In this issue:
- Benefit Claim Denial Litigation After Glenn and Conkright
- Case Summaries
An excerpt from "Benefit Claim Denial Litigation After Glenn and Conkright"
No single issue accounts for more ERISA litigation than the denials of claims for benefits. ERISA Section 502(a)(1)(B) provides a vehicle for a dissatisfied participant to obtain judicial review of a denial of benefits. Although ERISA permits either a state court of competent jurisdiction or a federal court to hear a lawsuit seeking review of a claim denial, most suits end up in federal court, either by claimant’s choice or the exercise of a plan’s right to remove to a federal forum.

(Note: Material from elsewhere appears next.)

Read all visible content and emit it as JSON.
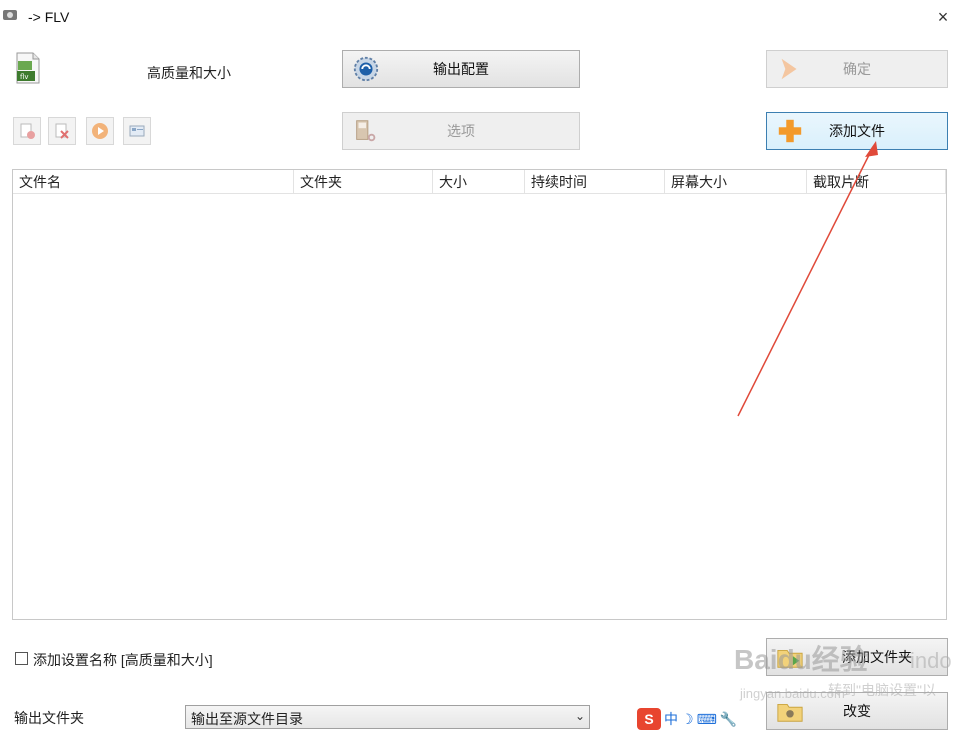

In a denial of benefits lawsuit, the role of the federal courts is to perform a review function, which is different than their role in a typical lawsuit. Rather, the primary decision-making is left to plan administrators who presumably know the plan better, understand the broader strategies for providing employee benefits, and possess jurisdiction over the plan wherever it serves participants.
Despite the plethora of benefit denial lawsuits, the Supreme Court did not define a standard for judicial review of benefit claim litigation until 1989 in Firestone Tire & Rubber Co. v. Bruch. In Bruch, the Supreme Court established that the standard for reviewing plan administrator decisions on benefit claims is de novo. Bruch also noted that plans could contractually increase the level of deference accorded to administrators by delegating discretion to them to decide facts and construe plan terms. If a plan did so, the standard of review by a federal court would be an abuse of discretion, one of the most deferential levels of review.